Por las mañanas, cuando sacaba
a Tobías, mi pequeño perro, algunas veces me sentaba con Enrique en el quicio
de su casa y conversábamos de cantidad de cosas, y un día una oración mágica
me sobresaltó: "eso no pasaba ni en el bayú de Camelia". El corazón
se me detuvo y el fascinante nombre de
Camelia se me ha quedado como un golpe sonoro. Tengo un amigo que me dice que
en mis reencarnaciones anteriores yo tuve que ser puta y asesino por mi
predilección por la novela negra y todo tipo de programas y series de
asesinatos. Para que tengan una idea, cuando se publicó "A Sangre Fría"

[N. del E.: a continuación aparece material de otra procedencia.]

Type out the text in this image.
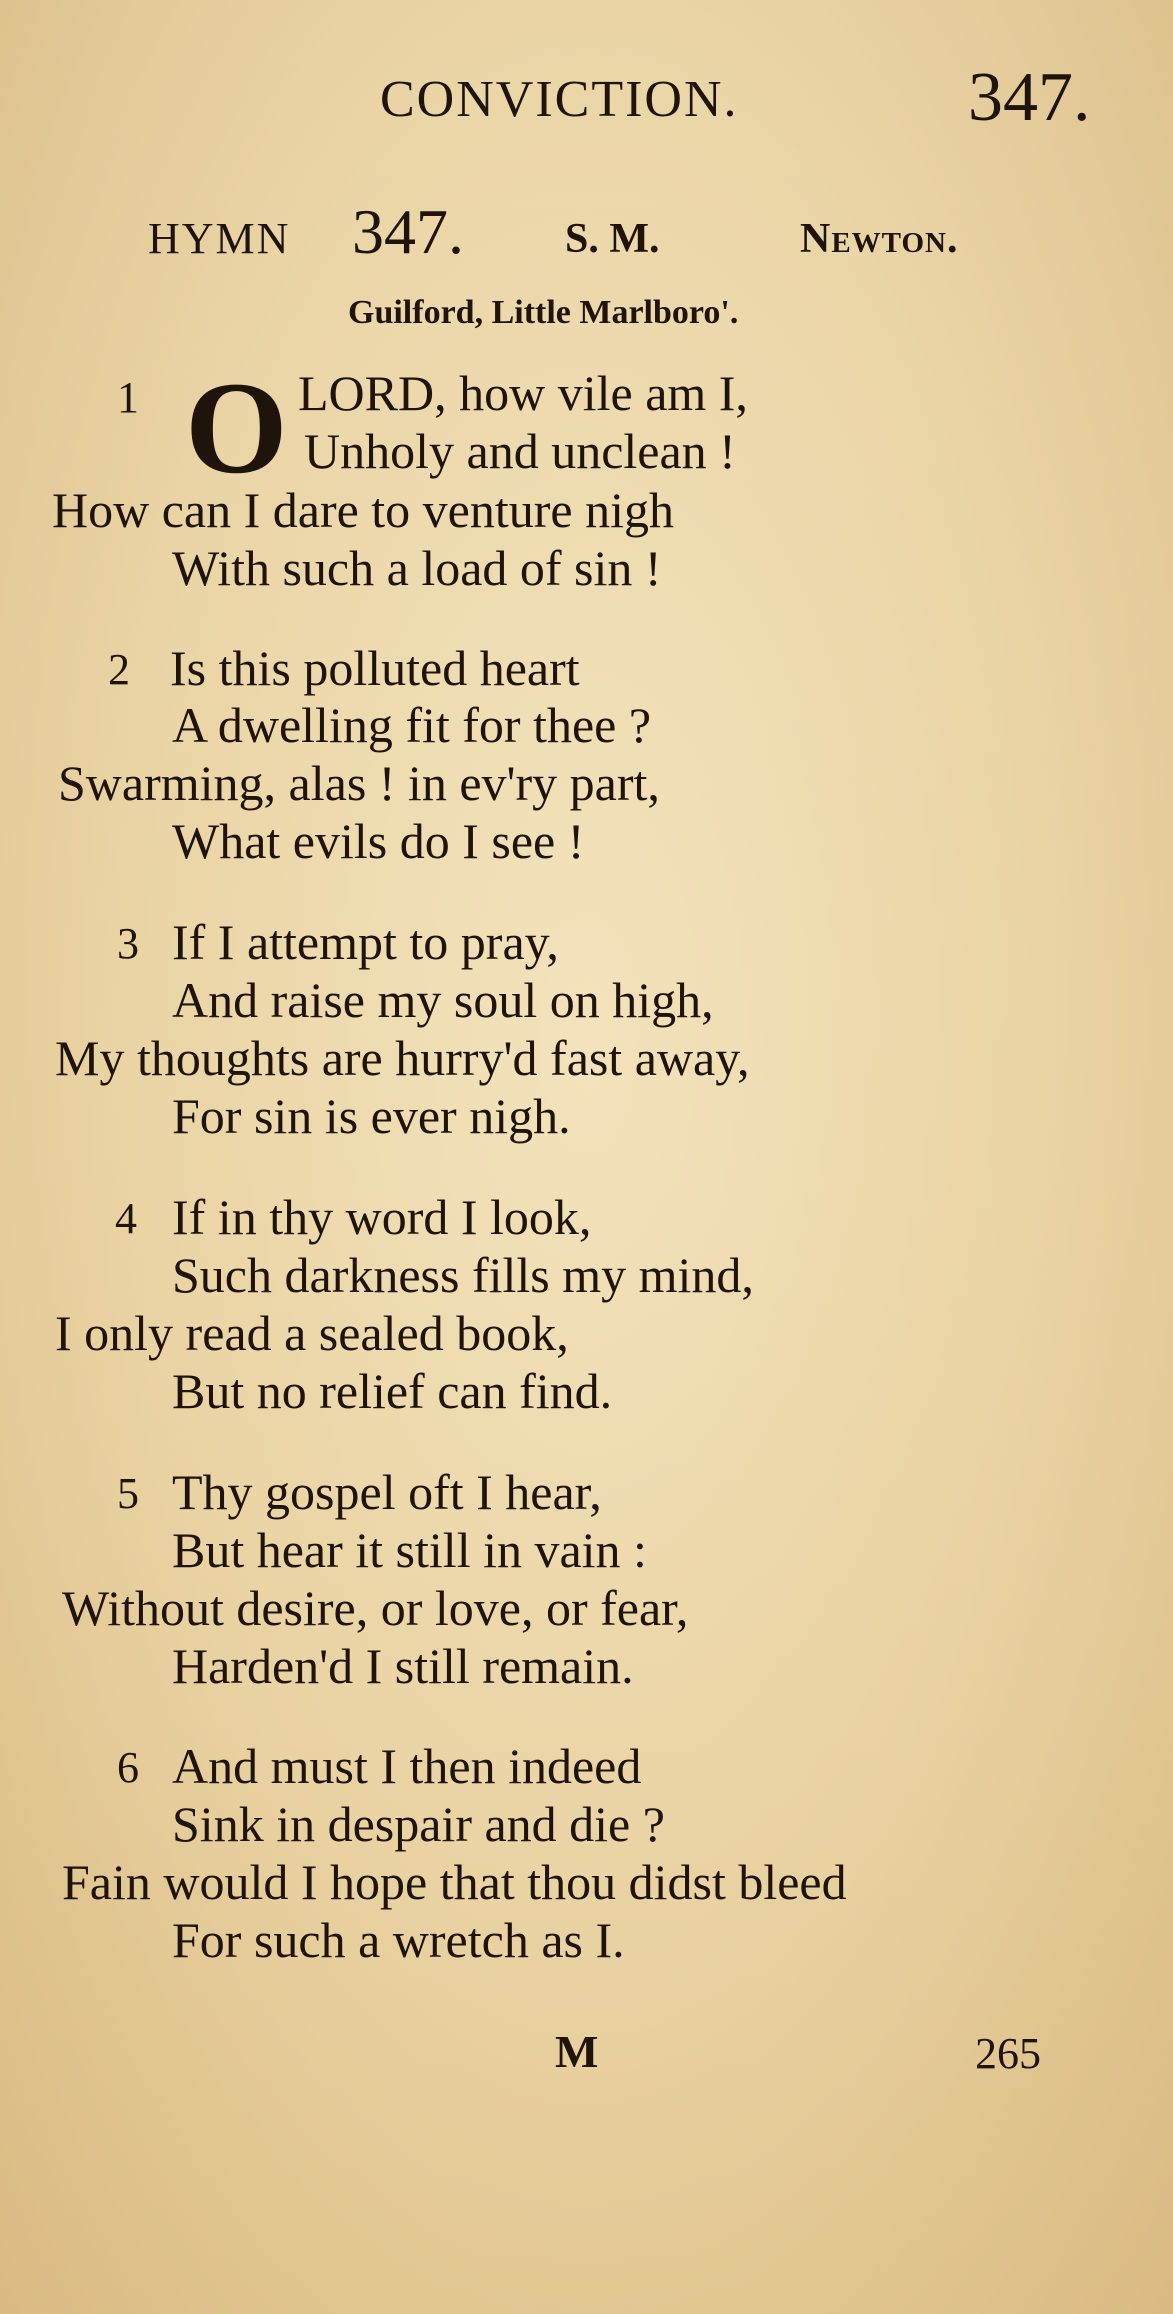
CONVICTION.	347.
HYMN 347. S. M.	Newton.
Guilford, Little Marlboro'.
1 O LORD, how vile am I,
Unholy and unclean !
How can I dare to venture nigh
With such a load of sin !
2 Is this polluted heart
A dwelling fit for thee ?
Swarming, alas ! in ev'ry part,
What evils do I see !
3 If I attempt to pray,
And raise my soul on high,
My thoughts are hurry'd fast away,
For sin is ever nigh.
4 If in thy word I look,
Such darkness fills my mind,
I only read a sealed book,
But no relief can find.
5 Thy gospel oft I hear,
But hear it still in vain :
Without desire, or love, or fear,
Harden'd I still remain.
6 And must I then indeed
Sink in despair and die ?
Fain would I hope that thou didst bleed
For such a wretch as I.
M	265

de Truman Capote, hace medio siglo, me la leí de un tirón y terminé con fiebre.
El bayú de Camelia lo he usado
en dos de mis folletines radiales y no me cansaré nunca de ella, ese nombre me
atrae y mucho mas la verdad o la leyenda que me contó mi vecino, que jamás lo
visitó, que Camelia tenía un prostíbulo en la calle Rosario y en el que se
armaban unas broncas de altura, porque la mayoría de los clientes eran guajiros
armados, con mucha plata y parece que con afición a disparar; guajirones que
tenían los bolsillos llenos de billetes y un revólver en la cintura y que
habían cabalgado mucha distancia para jalarse y enredarse con una de las
pupilas y si estaban ocupadas, no vacilaban en sacar a tiros de los cuartos y
acabar con la quinta y los marañones y salir que jodían al galope disparando al
aire con una oriental en las ancas. Siempre pasaba lo mismo y allá te va
Camelia al juzgado y el juez, esto no puede
ser y Camelia, ¿qué quiere usted que haga? Y eran hijos de papá y no
pasaba nada. Camelia, resignada se iba al burdel y todo empezaba igual hasta el
próximo tiroteo, decía Enrique que no sabía cuál fue el final de Camelia y su
famosa casa de citas.
Antes de saber de Camelia, en
1983, escribí "Día tras día", otro de mis folletines por cierto con
gran audiencia. Una mañana al llegar a la emisora, la recepcionista me entregó
un papel con un nombre y un teléfono. Llamé y la mujer que me salió me invitó a
su casa en la calle Progreso o Esteban Borrero, antigua calle de prostíbulos y
eso me impresionó, me preguntó cuándo podría ir a visitarla y le dije que esa
misma mañana y al rato estaba tocando una puerta que no demoró en abrir y al
mirarme mientras yo entraba me dijo que yo era muy joven, le dije mi edad y me
siguió diciendo que era muy joven, qué cómo pude escribir con tal seguridad la
vida en una casa de mujeres de la vida, las comidas, los maltratos de algunos
hombres, que era como si hubiera vivido allí o si yo había recibido información
de alguna mujer que hubiera estado en una casa de esas y yo le dije que no, que
todo había salido de mi mente, que me
hubiera gustado mucho haber ido, que siempre sentí atracción por esos lugares.
Era una mujer triste, con voz
cansada, con el alma cansada y el cuerpo muy cansado, como desplomada en un
viejo balance, habló poco y hubo un momento que sentí una necesidad enorme de
huir y casi lo hice, ni siquiera le pregunté por qué vivía en esa calle, al
levantarme ella lo hizo y me abrazó. Me dijo que, a pesar de no hacer
esa vida, para muchos seguiría siendo una puta, tuve intenciones de decirle
algo, pero me quedé callado. Ella, a mi lado me repetía mientras yo salía que
mi cerebro era privilegiado, le di las gracias y casi salgo huyendo.
Me dijo que se llamaba Dolores
y el nombre le venía como caído del cielo. Pero en su mirada presentí un raro
brillo de nostalgia, quizás a las agitadas noches del lupanar, donde a veces
tenía que ocuparse con ocho y hasta diez hombres ávidos de placer o la música
que envolvía aquel sitio, que no eran más que boleros llenos de reclamos y
despecho y que salían una y otra vez de un colorido traganíquel.